When presented with investment proposals, trustees should keep in mind the old adage: “If it sounds too good to be true, it probably is.” Relief association trustees should ask questions of investment professionals and monitor investment performance.
As fiduciaries, each trustee on a relief association’s board owes a duty to the members that investments are made in accordance with state law and with the plan documents (i.e., bylaws, articles of incorporation, and investment policy).
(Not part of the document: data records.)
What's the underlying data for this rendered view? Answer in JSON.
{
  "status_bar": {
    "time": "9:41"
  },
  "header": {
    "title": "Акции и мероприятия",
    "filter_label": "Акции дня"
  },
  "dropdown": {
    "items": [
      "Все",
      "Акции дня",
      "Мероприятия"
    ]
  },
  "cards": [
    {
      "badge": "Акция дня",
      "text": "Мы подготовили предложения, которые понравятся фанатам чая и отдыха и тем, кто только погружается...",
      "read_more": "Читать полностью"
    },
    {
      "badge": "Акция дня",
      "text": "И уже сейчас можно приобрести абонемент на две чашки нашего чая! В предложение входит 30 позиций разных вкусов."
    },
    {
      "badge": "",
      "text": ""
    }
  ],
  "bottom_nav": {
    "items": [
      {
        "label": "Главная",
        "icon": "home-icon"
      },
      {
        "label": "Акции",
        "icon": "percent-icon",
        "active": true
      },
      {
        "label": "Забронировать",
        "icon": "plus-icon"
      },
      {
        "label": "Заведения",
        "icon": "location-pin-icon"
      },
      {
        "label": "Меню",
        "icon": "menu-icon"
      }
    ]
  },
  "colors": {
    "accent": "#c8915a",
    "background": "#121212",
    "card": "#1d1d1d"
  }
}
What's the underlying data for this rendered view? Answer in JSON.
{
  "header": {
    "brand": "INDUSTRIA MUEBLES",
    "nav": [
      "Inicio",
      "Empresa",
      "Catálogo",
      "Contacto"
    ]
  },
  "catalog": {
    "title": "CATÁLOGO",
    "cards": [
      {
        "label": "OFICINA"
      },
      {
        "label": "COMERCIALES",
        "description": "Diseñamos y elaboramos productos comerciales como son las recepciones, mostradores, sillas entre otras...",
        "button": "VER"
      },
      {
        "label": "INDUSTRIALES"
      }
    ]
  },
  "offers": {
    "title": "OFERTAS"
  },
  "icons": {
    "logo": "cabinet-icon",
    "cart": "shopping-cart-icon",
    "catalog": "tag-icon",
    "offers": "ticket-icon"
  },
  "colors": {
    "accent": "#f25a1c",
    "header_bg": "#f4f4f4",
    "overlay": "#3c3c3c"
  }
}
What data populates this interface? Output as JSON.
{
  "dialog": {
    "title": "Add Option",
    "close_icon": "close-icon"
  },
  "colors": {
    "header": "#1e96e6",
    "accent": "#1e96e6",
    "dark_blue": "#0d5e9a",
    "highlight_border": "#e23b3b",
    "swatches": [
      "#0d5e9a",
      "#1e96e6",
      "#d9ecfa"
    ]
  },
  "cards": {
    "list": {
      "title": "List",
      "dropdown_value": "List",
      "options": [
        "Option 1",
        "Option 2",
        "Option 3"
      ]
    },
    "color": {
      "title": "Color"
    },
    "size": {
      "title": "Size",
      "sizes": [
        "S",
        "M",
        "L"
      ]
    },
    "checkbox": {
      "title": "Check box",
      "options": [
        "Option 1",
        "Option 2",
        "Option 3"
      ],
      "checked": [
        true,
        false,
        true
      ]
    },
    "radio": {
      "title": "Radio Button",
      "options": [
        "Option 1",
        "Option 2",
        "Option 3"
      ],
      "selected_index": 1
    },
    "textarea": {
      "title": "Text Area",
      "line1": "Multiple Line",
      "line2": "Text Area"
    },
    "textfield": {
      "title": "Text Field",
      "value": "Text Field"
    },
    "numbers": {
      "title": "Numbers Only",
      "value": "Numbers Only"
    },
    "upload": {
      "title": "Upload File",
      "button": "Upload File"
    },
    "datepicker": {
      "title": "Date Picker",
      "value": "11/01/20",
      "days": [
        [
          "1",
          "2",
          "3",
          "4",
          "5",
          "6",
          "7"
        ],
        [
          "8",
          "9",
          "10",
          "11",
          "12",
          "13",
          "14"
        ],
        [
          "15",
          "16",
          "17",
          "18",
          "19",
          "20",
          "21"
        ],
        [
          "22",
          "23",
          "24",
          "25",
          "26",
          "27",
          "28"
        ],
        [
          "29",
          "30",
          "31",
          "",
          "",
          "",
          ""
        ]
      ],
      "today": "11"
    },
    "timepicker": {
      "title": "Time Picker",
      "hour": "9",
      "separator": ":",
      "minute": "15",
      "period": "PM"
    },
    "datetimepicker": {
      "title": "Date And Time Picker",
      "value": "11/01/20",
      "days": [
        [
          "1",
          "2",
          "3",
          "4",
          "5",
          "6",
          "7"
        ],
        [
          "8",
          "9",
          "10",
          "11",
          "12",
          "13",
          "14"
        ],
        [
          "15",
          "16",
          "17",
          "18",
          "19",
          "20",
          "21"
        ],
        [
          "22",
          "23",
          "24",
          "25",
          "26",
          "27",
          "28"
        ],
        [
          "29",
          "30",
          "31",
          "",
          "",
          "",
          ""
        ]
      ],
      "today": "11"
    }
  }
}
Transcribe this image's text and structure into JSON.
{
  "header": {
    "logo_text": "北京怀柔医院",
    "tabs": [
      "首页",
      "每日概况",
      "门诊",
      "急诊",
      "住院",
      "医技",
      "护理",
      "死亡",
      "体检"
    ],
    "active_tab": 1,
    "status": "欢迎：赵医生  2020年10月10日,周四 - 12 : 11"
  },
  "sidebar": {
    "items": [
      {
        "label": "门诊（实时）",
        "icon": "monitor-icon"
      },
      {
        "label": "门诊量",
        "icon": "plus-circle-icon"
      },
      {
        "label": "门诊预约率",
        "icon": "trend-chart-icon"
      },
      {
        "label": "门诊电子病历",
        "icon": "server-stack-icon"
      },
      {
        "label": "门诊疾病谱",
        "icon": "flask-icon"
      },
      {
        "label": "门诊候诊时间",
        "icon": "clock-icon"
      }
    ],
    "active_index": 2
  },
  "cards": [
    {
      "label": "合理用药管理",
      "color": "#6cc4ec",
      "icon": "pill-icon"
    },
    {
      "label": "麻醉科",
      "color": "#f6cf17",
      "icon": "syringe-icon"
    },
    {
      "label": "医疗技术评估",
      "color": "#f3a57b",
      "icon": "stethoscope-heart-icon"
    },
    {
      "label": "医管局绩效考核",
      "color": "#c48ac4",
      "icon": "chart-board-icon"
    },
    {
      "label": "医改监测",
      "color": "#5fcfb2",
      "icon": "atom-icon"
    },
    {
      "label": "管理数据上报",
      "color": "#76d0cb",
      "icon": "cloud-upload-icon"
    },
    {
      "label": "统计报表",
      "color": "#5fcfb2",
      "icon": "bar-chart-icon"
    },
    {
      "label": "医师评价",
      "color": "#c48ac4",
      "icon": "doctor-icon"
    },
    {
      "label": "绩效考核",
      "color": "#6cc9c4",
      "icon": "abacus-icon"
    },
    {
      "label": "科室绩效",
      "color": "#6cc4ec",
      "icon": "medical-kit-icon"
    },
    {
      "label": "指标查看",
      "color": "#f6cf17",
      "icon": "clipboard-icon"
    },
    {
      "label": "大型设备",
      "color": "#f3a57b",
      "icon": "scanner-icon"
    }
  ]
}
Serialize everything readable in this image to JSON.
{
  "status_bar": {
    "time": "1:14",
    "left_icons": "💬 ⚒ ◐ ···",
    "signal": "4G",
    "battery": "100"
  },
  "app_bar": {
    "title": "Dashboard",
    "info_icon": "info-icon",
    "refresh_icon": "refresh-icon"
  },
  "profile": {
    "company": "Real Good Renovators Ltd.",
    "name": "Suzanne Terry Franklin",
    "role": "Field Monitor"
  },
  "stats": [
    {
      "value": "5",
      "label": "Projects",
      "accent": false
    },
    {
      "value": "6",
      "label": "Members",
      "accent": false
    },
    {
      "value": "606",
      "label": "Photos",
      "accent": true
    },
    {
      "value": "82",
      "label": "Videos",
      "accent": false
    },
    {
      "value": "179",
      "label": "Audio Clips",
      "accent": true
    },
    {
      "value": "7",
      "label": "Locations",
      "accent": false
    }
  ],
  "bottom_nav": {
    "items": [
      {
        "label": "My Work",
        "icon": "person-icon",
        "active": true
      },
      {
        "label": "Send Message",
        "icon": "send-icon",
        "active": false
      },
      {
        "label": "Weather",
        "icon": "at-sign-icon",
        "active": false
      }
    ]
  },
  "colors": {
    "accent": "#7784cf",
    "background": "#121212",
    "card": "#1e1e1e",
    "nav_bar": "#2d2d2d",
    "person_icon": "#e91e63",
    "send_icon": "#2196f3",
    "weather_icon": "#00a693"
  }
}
Hiring a broker or investment advisor does not relieve a relief association’s board members of their fiduciary duties and responsibilities.
State law requires that fiduciaries act in good faith and exercise the degree of judgment and care, under the circumstances then prevailing, that persons of prudence, discretion, and intelligence would exercise in the management of their own affairs, not for speculation, considering the probable safety of the plan capital as well as the probable investment return to be derived from the assets.
In addition to having a fiduciary duty to the relief association members, trustees also owe a fiduciary duty to the taxpayers, who help finance the plan, and to the State of Minnesota.
When markets are volatile some investors can be more easily persuaded to make choices that are not in the investor’s best interest. “Churning”, the practice of excessive trading by a broker seeking to maximize commissions regardless of the client’s best interest, may also be harder to detect when markets are fluctuating.